Зашумела вода в душе, и заглушенным эхом сквозь стены просочился короткий стон. Лев усмехнулся, приосанился.
«Это вы откуда так уверенно заявляете? — хихикнул Роман. — Слушайте, Лев Денисович, а вы на Антона виды имеете? Я так интересуюсь, чтобы недопонимания не возникло».
Стон повторился, но на этот раз стал протяжнее — зазвеневший первой высокой напряженной нотой, он красиво снизошел до вибрирующего рыка и потонул в плеске воды. Богданов не мог не вспомнить утренних сообщений Горячева, которые тот присылал все то время, пока они переписывались: темпераментный мальчик нередко просыпался очень ярко, особенно после сильных сексуальных переживаний. А прошедшей ночью он покорил новую вершину.
— Я просто хорошо знаю Горячева, он без мыла в любую жопу пролезет, — нервно смеялся Богданов, оттягивая внезапно придушивший его ворот белой футболки. — А какого рода недопонимание?

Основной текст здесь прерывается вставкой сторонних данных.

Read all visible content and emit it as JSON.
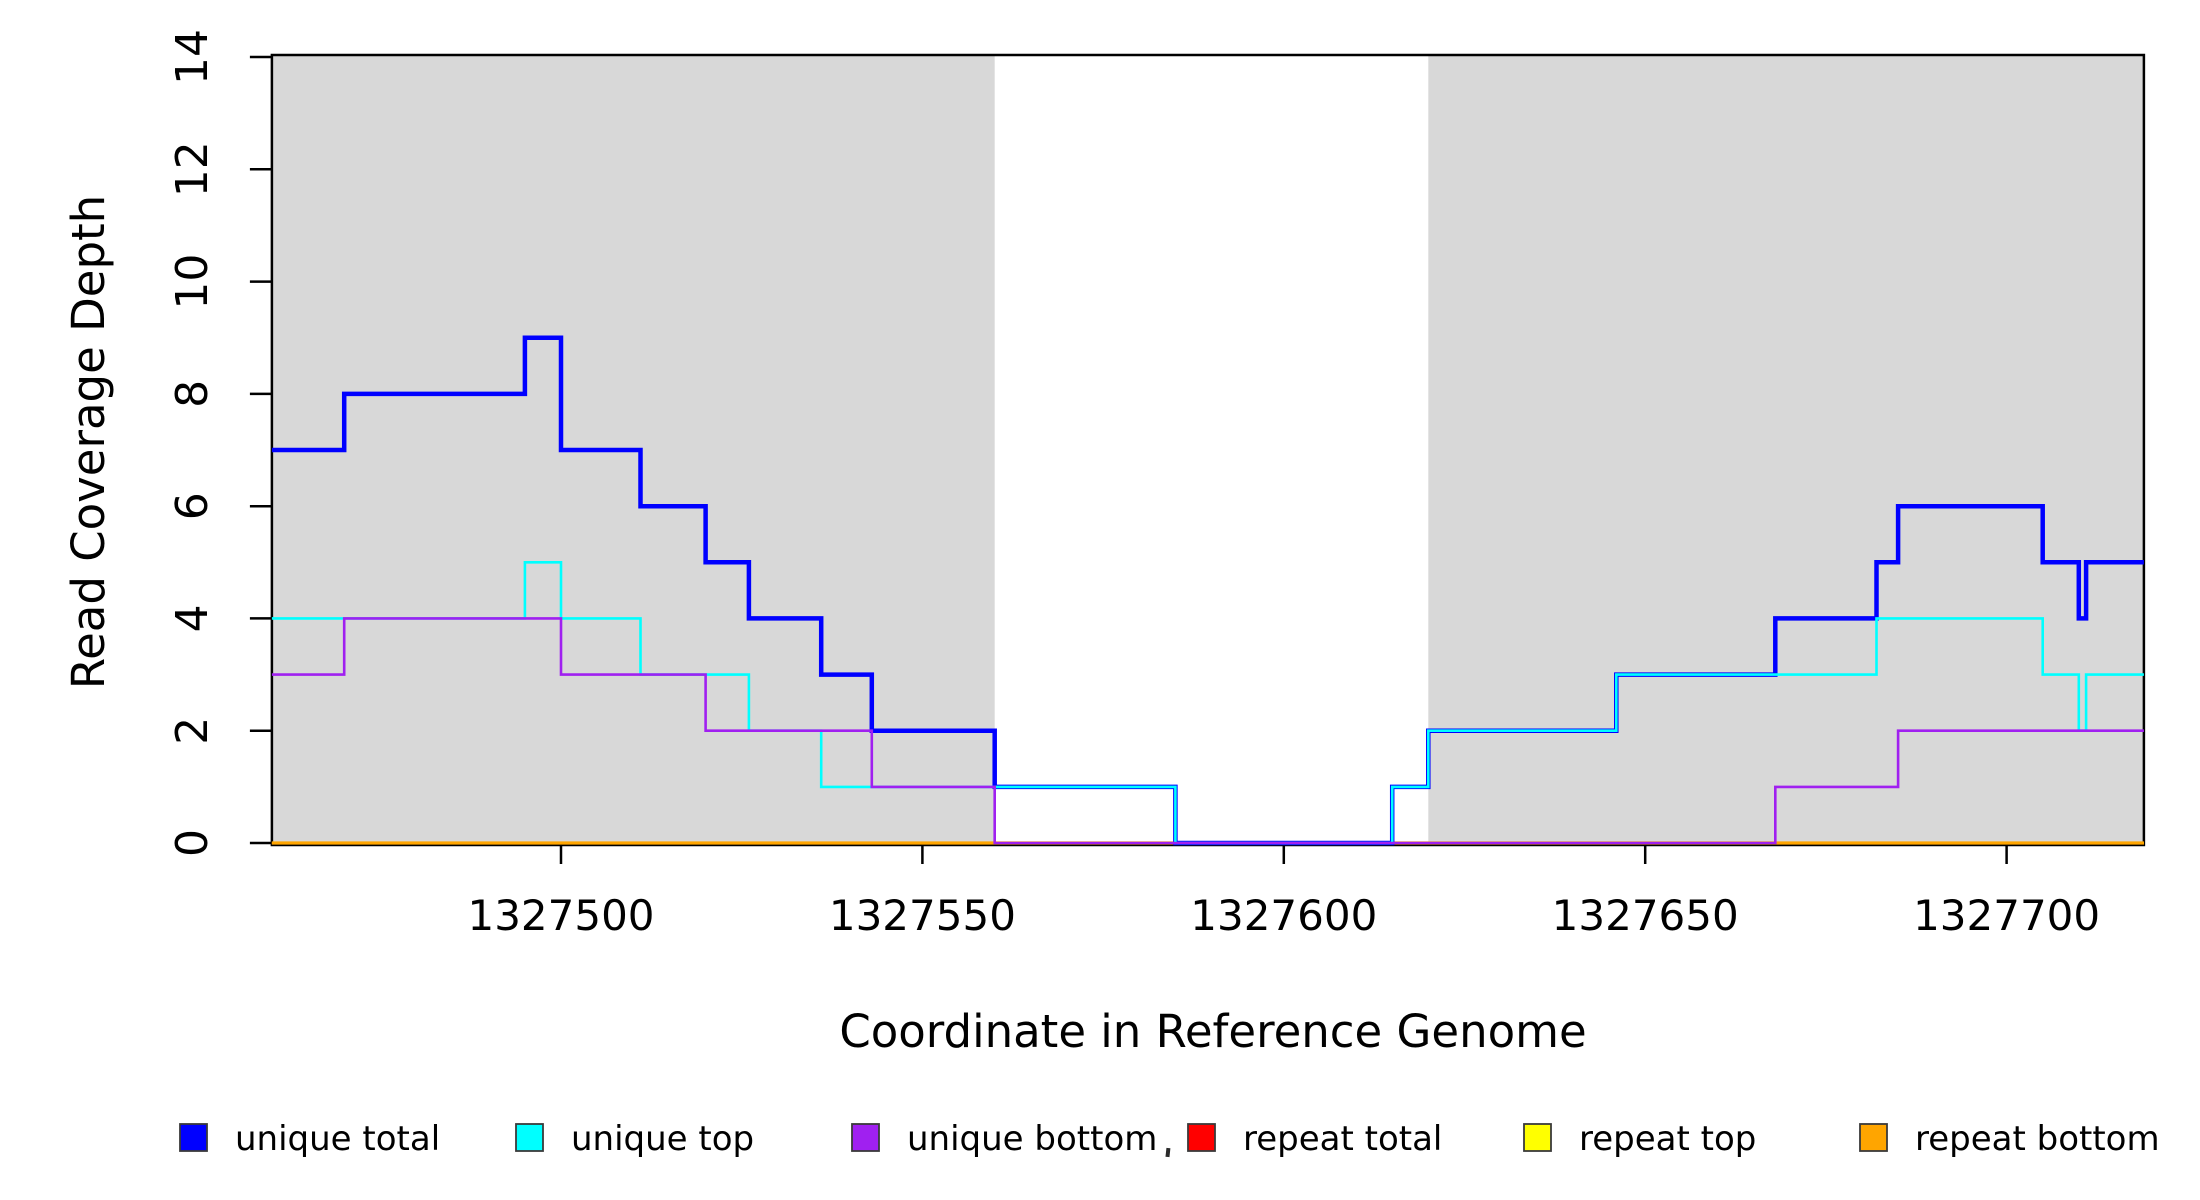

«Ну как какого… Мы с ним спали в одной кровати, и я подумал…»
— Что вы с ним? — здесь снизошел на рык сам Лев. Но, осознав внезапно повисшее молчание в трубке да и собственного внутреннего голоса, отрезвился и, нервно подскочив, с грохотом поставил турку с кофе на электрическую плиту. — Ну вы же просто спали?
«Может быть! — выдохнул Роман, словно действительно не мог определиться, как назвать то, что они делали вместе. — Ну так вот, если у вас нет на него прямых планов никаких, я бы попробовал…»

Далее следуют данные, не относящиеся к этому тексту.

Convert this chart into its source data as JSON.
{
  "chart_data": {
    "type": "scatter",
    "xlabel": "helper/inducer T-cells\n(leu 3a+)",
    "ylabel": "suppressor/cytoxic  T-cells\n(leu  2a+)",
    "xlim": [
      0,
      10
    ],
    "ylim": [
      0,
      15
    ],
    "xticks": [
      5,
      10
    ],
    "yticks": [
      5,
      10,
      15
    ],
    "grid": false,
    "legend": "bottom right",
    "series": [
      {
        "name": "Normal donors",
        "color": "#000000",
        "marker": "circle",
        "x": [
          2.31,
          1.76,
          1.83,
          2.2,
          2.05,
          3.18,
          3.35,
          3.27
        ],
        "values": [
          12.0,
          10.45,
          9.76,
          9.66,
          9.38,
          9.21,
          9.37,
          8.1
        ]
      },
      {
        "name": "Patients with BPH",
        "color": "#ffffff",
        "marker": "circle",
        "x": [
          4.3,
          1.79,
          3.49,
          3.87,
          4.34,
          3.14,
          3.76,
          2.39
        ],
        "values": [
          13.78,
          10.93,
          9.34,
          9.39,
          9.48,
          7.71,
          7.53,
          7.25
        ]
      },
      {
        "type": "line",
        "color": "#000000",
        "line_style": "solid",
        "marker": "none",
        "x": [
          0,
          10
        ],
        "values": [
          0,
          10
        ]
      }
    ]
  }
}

Лев ощутил, как у него начал дергаться глаз. Теперь на мраморную столешницу кухни опустились две пузатые кружки, а Богданов посуровел:
— Рома, блин, попробовать ты можешь тайскую кухню.

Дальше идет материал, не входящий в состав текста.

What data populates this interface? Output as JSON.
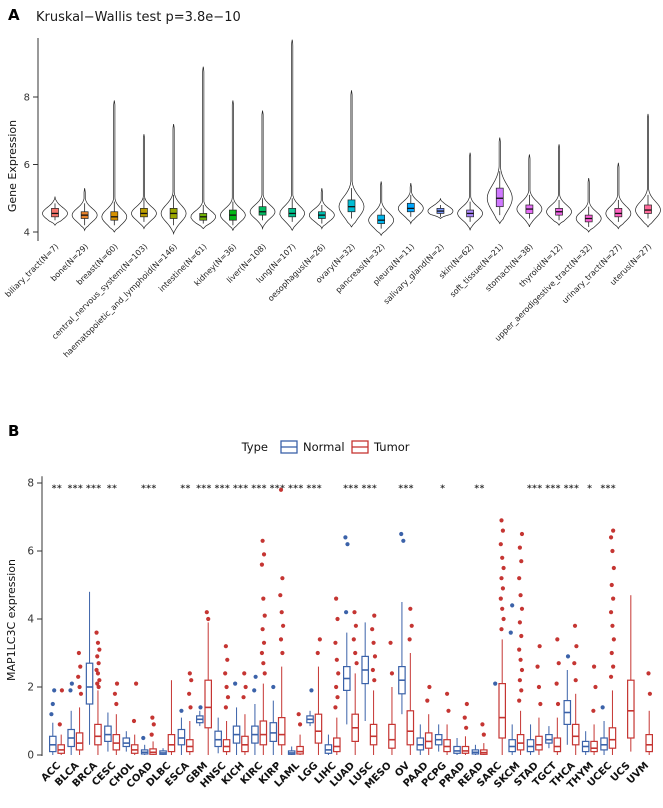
{
  "chart_data": [
    {
      "type": "violin",
      "panel_label": "A",
      "title": "Kruskal−Wallis test p=3.8e−10",
      "ylabel": "Gene Expression",
      "yticks": [
        4,
        6,
        8
      ],
      "ylim": [
        3.8,
        9.9
      ],
      "categories": [
        "biliary_tract(N=7)",
        "bone(N=29)",
        "breast(N=60)",
        "central_nervous_system(N=103)",
        "haematopoietic_and_lymphoid(N=146)",
        "intestine(N=61)",
        "kidney(N=36)",
        "liver(N=108)",
        "lung(N=107)",
        "oesophagus(N=26)",
        "ovary(N=32)",
        "pancreas(N=32)",
        "pleura(N=11)",
        "salivary_gland(N=2)",
        "skin(N=62)",
        "soft_tissue(N=21)",
        "stomach(N=38)",
        "thyroid(N=12)",
        "upper_aerodigestive_tract(N=32)",
        "urinary_tract(N=27)",
        "uterus(N=27)"
      ],
      "series": [
        {
          "label": "biliary_tract(N=7)",
          "color": "#F8766D",
          "vmin": 4.2,
          "vmax": 5.05,
          "mode": 4.55,
          "sigma": 0.18,
          "box": [
            4.35,
            4.45,
            4.55,
            4.7,
            4.85
          ]
        },
        {
          "label": "bone(N=29)",
          "color": "#E9842C",
          "vmin": 4.05,
          "vmax": 5.3,
          "mode": 4.5,
          "sigma": 0.2,
          "box": [
            4.2,
            4.4,
            4.5,
            4.6,
            4.85
          ]
        },
        {
          "label": "breast(N=60)",
          "color": "#D69100",
          "vmin": 4.0,
          "vmax": 7.9,
          "mode": 4.45,
          "sigma": 0.22,
          "box": [
            4.2,
            4.35,
            4.45,
            4.6,
            4.9
          ]
        },
        {
          "label": "central_nervous_system(N=103)",
          "color": "#BC9D00",
          "vmin": 4.1,
          "vmax": 6.9,
          "mode": 4.55,
          "sigma": 0.2,
          "box": [
            4.3,
            4.45,
            4.55,
            4.7,
            5.0
          ]
        },
        {
          "label": "haematopoietic_and_lymphoid(N=146)",
          "color": "#9CA700",
          "vmin": 3.95,
          "vmax": 7.2,
          "mode": 4.55,
          "sigma": 0.25,
          "box": [
            4.2,
            4.4,
            4.55,
            4.7,
            5.1
          ]
        },
        {
          "label": "intestine(N=61)",
          "color": "#6FB000",
          "vmin": 4.1,
          "vmax": 8.9,
          "mode": 4.45,
          "sigma": 0.18,
          "box": [
            4.25,
            4.35,
            4.45,
            4.55,
            4.8
          ]
        },
        {
          "label": "kidney(N=36)",
          "color": "#00B813",
          "vmin": 4.05,
          "vmax": 7.9,
          "mode": 4.5,
          "sigma": 0.2,
          "box": [
            4.2,
            4.35,
            4.5,
            4.65,
            4.9
          ]
        },
        {
          "label": "liver(N=108)",
          "color": "#00BD61",
          "vmin": 4.1,
          "vmax": 7.6,
          "mode": 4.6,
          "sigma": 0.2,
          "box": [
            4.35,
            4.5,
            4.6,
            4.75,
            5.0
          ]
        },
        {
          "label": "lung(N=107)",
          "color": "#00C08E",
          "vmin": 4.05,
          "vmax": 9.7,
          "mode": 4.55,
          "sigma": 0.22,
          "box": [
            4.3,
            4.45,
            4.55,
            4.7,
            5.0
          ]
        },
        {
          "label": "oesophagus(N=26)",
          "color": "#00C0B4",
          "vmin": 4.1,
          "vmax": 5.3,
          "mode": 4.5,
          "sigma": 0.18,
          "box": [
            4.25,
            4.4,
            4.5,
            4.6,
            4.8
          ]
        },
        {
          "label": "ovary(N=32)",
          "color": "#00BDD4",
          "vmin": 4.15,
          "vmax": 8.2,
          "mode": 4.75,
          "sigma": 0.3,
          "box": [
            4.4,
            4.6,
            4.75,
            4.95,
            5.3
          ]
        },
        {
          "label": "pancreas(N=32)",
          "color": "#00B5EC",
          "vmin": 3.9,
          "vmax": 5.5,
          "mode": 4.35,
          "sigma": 0.22,
          "box": [
            4.1,
            4.25,
            4.35,
            4.5,
            4.7
          ]
        },
        {
          "label": "pleura(N=11)",
          "color": "#00A7FF",
          "vmin": 4.25,
          "vmax": 5.45,
          "mode": 4.7,
          "sigma": 0.2,
          "box": [
            4.45,
            4.6,
            4.7,
            4.85,
            5.1
          ]
        },
        {
          "label": "salivary_gland(N=2)",
          "color": "#7997FF",
          "vmin": 4.4,
          "vmax": 5.0,
          "mode": 4.62,
          "sigma": 0.15,
          "box": [
            4.45,
            4.55,
            4.62,
            4.7,
            4.8
          ]
        },
        {
          "label": "skin(N=62)",
          "color": "#AC88FF",
          "vmin": 4.05,
          "vmax": 6.35,
          "mode": 4.55,
          "sigma": 0.2,
          "box": [
            4.3,
            4.45,
            4.55,
            4.65,
            4.9
          ]
        },
        {
          "label": "soft_tissue(N=21)",
          "color": "#CF78FF",
          "vmin": 4.25,
          "vmax": 6.8,
          "mode": 5.0,
          "sigma": 0.38,
          "box": [
            4.5,
            4.75,
            5.0,
            5.3,
            5.8
          ]
        },
        {
          "label": "stomach(N=38)",
          "color": "#E56DF5",
          "vmin": 4.15,
          "vmax": 6.3,
          "mode": 4.68,
          "sigma": 0.22,
          "box": [
            4.4,
            4.55,
            4.68,
            4.8,
            5.1
          ]
        },
        {
          "label": "thyroid(N=12)",
          "color": "#F166E8",
          "vmin": 4.2,
          "vmax": 6.6,
          "mode": 4.6,
          "sigma": 0.2,
          "box": [
            4.35,
            4.5,
            4.6,
            4.7,
            4.95
          ]
        },
        {
          "label": "upper_aerodigestive_tract(N=32)",
          "color": "#FB61D7",
          "vmin": 4.0,
          "vmax": 5.6,
          "mode": 4.4,
          "sigma": 0.2,
          "box": [
            4.15,
            4.3,
            4.4,
            4.5,
            4.75
          ]
        },
        {
          "label": "urinary_tract(N=27)",
          "color": "#FF62C1",
          "vmin": 4.1,
          "vmax": 6.05,
          "mode": 4.55,
          "sigma": 0.22,
          "box": [
            4.3,
            4.45,
            4.55,
            4.7,
            4.95
          ]
        },
        {
          "label": "uterus(N=27)",
          "color": "#FF6A9A",
          "vmin": 4.15,
          "vmax": 7.5,
          "mode": 4.65,
          "sigma": 0.25,
          "box": [
            4.4,
            4.55,
            4.65,
            4.8,
            5.1
          ]
        }
      ]
    },
    {
      "type": "grouped-box",
      "panel_label": "B",
      "ylabel": "MAP1LC3C expression",
      "yticks": [
        0,
        2,
        4,
        6,
        8
      ],
      "ylim": [
        0,
        8.2
      ],
      "legend": {
        "title": "Type",
        "items": [
          {
            "label": "Normal",
            "color": "#3B62A9"
          },
          {
            "label": "Tumor",
            "color": "#C53532"
          }
        ]
      },
      "categories": [
        "ACC",
        "BLCA",
        "BRCA",
        "CESC",
        "CHOL",
        "COAD",
        "DLBC",
        "ESCA",
        "GBM",
        "HNSC",
        "KICH",
        "KIRC",
        "KIRP",
        "LAML",
        "LGG",
        "LIHC",
        "LUAD",
        "LUSC",
        "MESO",
        "OV",
        "PAAD",
        "PCPG",
        "PRAD",
        "READ",
        "SARC",
        "SKCM",
        "STAD",
        "TGCT",
        "THCA",
        "THYM",
        "UCEC",
        "UCS",
        "UVM"
      ],
      "significance": [
        "**",
        "***",
        "***",
        "**",
        "",
        "***",
        "",
        "**",
        "***",
        "***",
        "***",
        "***",
        "***",
        "***",
        "***",
        "",
        "***",
        "***",
        "",
        "***",
        "",
        "*",
        "",
        "**",
        "",
        "",
        "***",
        "***",
        "***",
        "*",
        "***",
        "",
        ""
      ],
      "normal": [
        [
          0,
          0.1,
          0.3,
          0.55,
          0.95
        ],
        [
          0,
          0.25,
          0.5,
          0.75,
          1.3
        ],
        [
          0.3,
          1.5,
          2.0,
          2.7,
          4.8
        ],
        [
          0.1,
          0.4,
          0.6,
          0.85,
          1.25
        ],
        [
          0.1,
          0.25,
          0.35,
          0.5,
          0.7
        ],
        [
          0,
          0.03,
          0.08,
          0.15,
          0.3
        ],
        [
          0,
          0.02,
          0.06,
          0.12,
          0.2
        ],
        [
          0,
          0.3,
          0.5,
          0.75,
          1.1
        ],
        [
          0.85,
          0.95,
          1.05,
          1.15,
          1.3
        ],
        [
          0.05,
          0.25,
          0.45,
          0.7,
          1.1
        ],
        [
          0,
          0.35,
          0.6,
          0.85,
          1.4
        ],
        [
          0,
          0.35,
          0.6,
          0.85,
          1.5
        ],
        [
          0,
          0.4,
          0.65,
          0.95,
          1.6
        ],
        [
          0,
          0.02,
          0.06,
          0.12,
          0.25
        ],
        [
          0.85,
          0.95,
          1.05,
          1.15,
          1.3
        ],
        [
          0,
          0.05,
          0.15,
          0.3,
          0.6
        ],
        [
          0.9,
          1.9,
          2.25,
          2.6,
          3.6
        ],
        [
          1.0,
          2.1,
          2.5,
          2.9,
          3.9
        ],
        null,
        [
          1.2,
          1.8,
          2.2,
          2.6,
          4.5
        ],
        [
          0,
          0.15,
          0.3,
          0.5,
          0.9
        ],
        [
          0.1,
          0.3,
          0.45,
          0.6,
          0.9
        ],
        [
          0,
          0.05,
          0.12,
          0.25,
          0.5
        ],
        [
          0,
          0.03,
          0.08,
          0.15,
          0.3
        ],
        null,
        [
          0,
          0.1,
          0.25,
          0.45,
          0.9
        ],
        [
          0,
          0.1,
          0.25,
          0.45,
          0.9
        ],
        [
          0.2,
          0.35,
          0.45,
          0.6,
          0.85
        ],
        [
          0.3,
          0.9,
          1.25,
          1.6,
          2.5
        ],
        [
          0,
          0.1,
          0.25,
          0.4,
          0.7
        ],
        [
          0,
          0.15,
          0.3,
          0.5,
          1.0
        ],
        null,
        null
      ],
      "tumor": [
        [
          0,
          0.05,
          0.15,
          0.3,
          0.6
        ],
        [
          0,
          0.15,
          0.35,
          0.65,
          1.4
        ],
        [
          0,
          0.3,
          0.55,
          0.9,
          1.9
        ],
        [
          0,
          0.15,
          0.35,
          0.6,
          1.2
        ],
        [
          0,
          0.05,
          0.15,
          0.3,
          0.6
        ],
        [
          0,
          0.02,
          0.08,
          0.18,
          0.4
        ],
        [
          0,
          0.1,
          0.3,
          0.6,
          2.2
        ],
        [
          0,
          0.1,
          0.25,
          0.45,
          1.0
        ],
        [
          0,
          0.8,
          1.4,
          2.2,
          3.9
        ],
        [
          0,
          0.1,
          0.25,
          0.45,
          1.0
        ],
        [
          0,
          0.1,
          0.3,
          0.55,
          1.2
        ],
        [
          0,
          0.3,
          0.6,
          1.0,
          2.1
        ],
        [
          0,
          0.3,
          0.6,
          1.1,
          2.6
        ],
        [
          0,
          0.03,
          0.1,
          0.25,
          0.6
        ],
        [
          0,
          0.35,
          0.7,
          1.2,
          2.6
        ],
        [
          0,
          0.1,
          0.25,
          0.5,
          1.1
        ],
        [
          0,
          0.4,
          0.8,
          1.2,
          2.4
        ],
        [
          0,
          0.3,
          0.55,
          0.9,
          1.9
        ],
        [
          0,
          0.2,
          0.45,
          0.9,
          2.0
        ],
        [
          0,
          0.3,
          0.7,
          1.3,
          3.0
        ],
        [
          0,
          0.2,
          0.4,
          0.65,
          1.2
        ],
        [
          0,
          0.1,
          0.25,
          0.45,
          0.9
        ],
        [
          0,
          0.05,
          0.12,
          0.25,
          0.55
        ],
        [
          0,
          0.02,
          0.07,
          0.15,
          0.35
        ],
        [
          0,
          0.5,
          1.1,
          2.1,
          3.4
        ],
        [
          0,
          0.15,
          0.35,
          0.6,
          1.3
        ],
        [
          0,
          0.15,
          0.3,
          0.55,
          1.1
        ],
        [
          0,
          0.1,
          0.25,
          0.5,
          1.1
        ],
        [
          0,
          0.3,
          0.55,
          0.9,
          1.8
        ],
        [
          0,
          0.1,
          0.2,
          0.4,
          0.9
        ],
        [
          0,
          0.2,
          0.45,
          0.8,
          1.9
        ],
        [
          0.1,
          0.5,
          1.3,
          2.2,
          4.7
        ],
        [
          0,
          0.1,
          0.3,
          0.6,
          1.3
        ]
      ],
      "normal_outliers": [
        [
          1.2,
          1.5,
          1.9
        ],
        [
          1.9,
          2.1
        ],
        [],
        [],
        [],
        [
          0.5
        ],
        [],
        [
          1.3
        ],
        [
          1.4
        ],
        [],
        [
          2.1
        ],
        [
          1.9,
          2.3
        ],
        [
          2.0
        ],
        [],
        [
          1.9
        ],
        [],
        [
          4.2,
          6.2,
          6.4
        ],
        [],
        [],
        [
          6.3,
          6.5
        ],
        [],
        [],
        [],
        [],
        [
          2.1
        ],
        [
          3.6,
          4.4
        ],
        [],
        [],
        [
          2.9
        ],
        [],
        [
          1.4
        ],
        [],
        []
      ],
      "tumor_outliers": [
        [
          0.9,
          1.9
        ],
        [
          1.8,
          2.0,
          2.3,
          2.6,
          3.0
        ],
        [
          2.0,
          2.1,
          2.2,
          2.4,
          2.5,
          2.7,
          2.9,
          3.1,
          3.3,
          3.6
        ],
        [
          1.5,
          1.8,
          2.1
        ],
        [
          1.0,
          2.1
        ],
        [
          0.6,
          0.9,
          1.1
        ],
        [],
        [
          1.4,
          1.8,
          2.2,
          2.4
        ],
        [
          4.0,
          4.2
        ],
        [
          1.4,
          1.7,
          2.0,
          2.4,
          2.8,
          3.2
        ],
        [
          1.7,
          2.0,
          2.4
        ],
        [
          2.4,
          2.7,
          3.0,
          3.3,
          3.7,
          4.1,
          4.6,
          5.6,
          5.9,
          6.3
        ],
        [
          3.0,
          3.4,
          3.8,
          4.2,
          4.7,
          5.2,
          7.8
        ],
        [
          0.9,
          1.2
        ],
        [
          3.0,
          3.4
        ],
        [
          1.4,
          1.7,
          2.0,
          2.4,
          2.8,
          3.3,
          4.0,
          4.6
        ],
        [
          2.7,
          3.0,
          3.4,
          3.8,
          4.2
        ],
        [
          2.2,
          2.5,
          2.9,
          3.3,
          3.7,
          4.1
        ],
        [
          2.4,
          3.3
        ],
        [
          3.4,
          3.8,
          4.3
        ],
        [
          1.6,
          2.0
        ],
        [
          1.3,
          1.8
        ],
        [
          0.8,
          1.1,
          1.5
        ],
        [
          0.6,
          0.9
        ],
        [
          3.7,
          4.0,
          4.3,
          4.6,
          4.9,
          5.2,
          5.5,
          5.8,
          6.2,
          6.6,
          6.9
        ],
        [
          1.6,
          1.9,
          2.2,
          2.5,
          2.8,
          3.1,
          3.5,
          3.9,
          4.3,
          4.7,
          5.2,
          5.7,
          6.1,
          6.5
        ],
        [
          1.5,
          2.0,
          2.6,
          3.2
        ],
        [
          1.5,
          2.1,
          2.7,
          3.4
        ],
        [
          2.2,
          2.7,
          3.2,
          3.8
        ],
        [
          1.3,
          2.0,
          2.6
        ],
        [
          2.3,
          2.6,
          3.0,
          3.4,
          3.8,
          4.2,
          4.6,
          5.0,
          5.5,
          6.0,
          6.4,
          6.6
        ],
        [],
        [
          1.8,
          2.4
        ]
      ]
    }
  ]
}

«А еще, — словно не слышал сисадмин, — он спрашивал меня о геях и всех подводных камнях этого дела».
— Что он у тебя спрашивал?! Зачем ему это?
«Ну я не знаю! Возможно, потому, что мы спали вместе, Лев Денисович, — пропустил смешок Роман. — Так что, вы имеете виды?»
— Определенно. Особенно на то, чтобы тебя уволить, засранец, который издевается надо мной, — угрожал Богданов ложкой невидимому собеседнику. Роман взорвался смехом, да так по-мальчишески, что Лев сразу понял, что шалость удалась.
«Ладно вам, Лев Денисович, не велите сразу звать палача. Просто Елена мне сказала утром, что вы ей не отвечали. А мне не отвечал Горячев. Я сложил два и два, получил четыре. Что, уже пошутить нельзя? Я никому ничего не сказал!»
— В каждой шутке, Рома…
Разговор они закончили на веселой ноте. Лев про себя удивлялся, зачем узнал об утренней суматохе Романа, чем он сегодня позавтракал и что собирается делать дальше. Наверное, это и называлось «дружеские разговоры» — бесцельно, но приятно. Сисадмин сообщил, что уже начал помалу работать и, хотя его травмы серьезны и дают о себе знать каждый вечер, даже пообщался с Настей и взломал «мыло» бухгалтера. В подтверждение этому Лев нашел письмо-жалобу в электронном почтовом ящике от Антонины Ивановны, которая скинула скан своей докладной: «Составили подборку ссылок на ролики порнографического характера…» Богданов усмехнулся, разливая кофе по кружкам, и отправил ей в ответ обнадеживающее: «Разберемся!»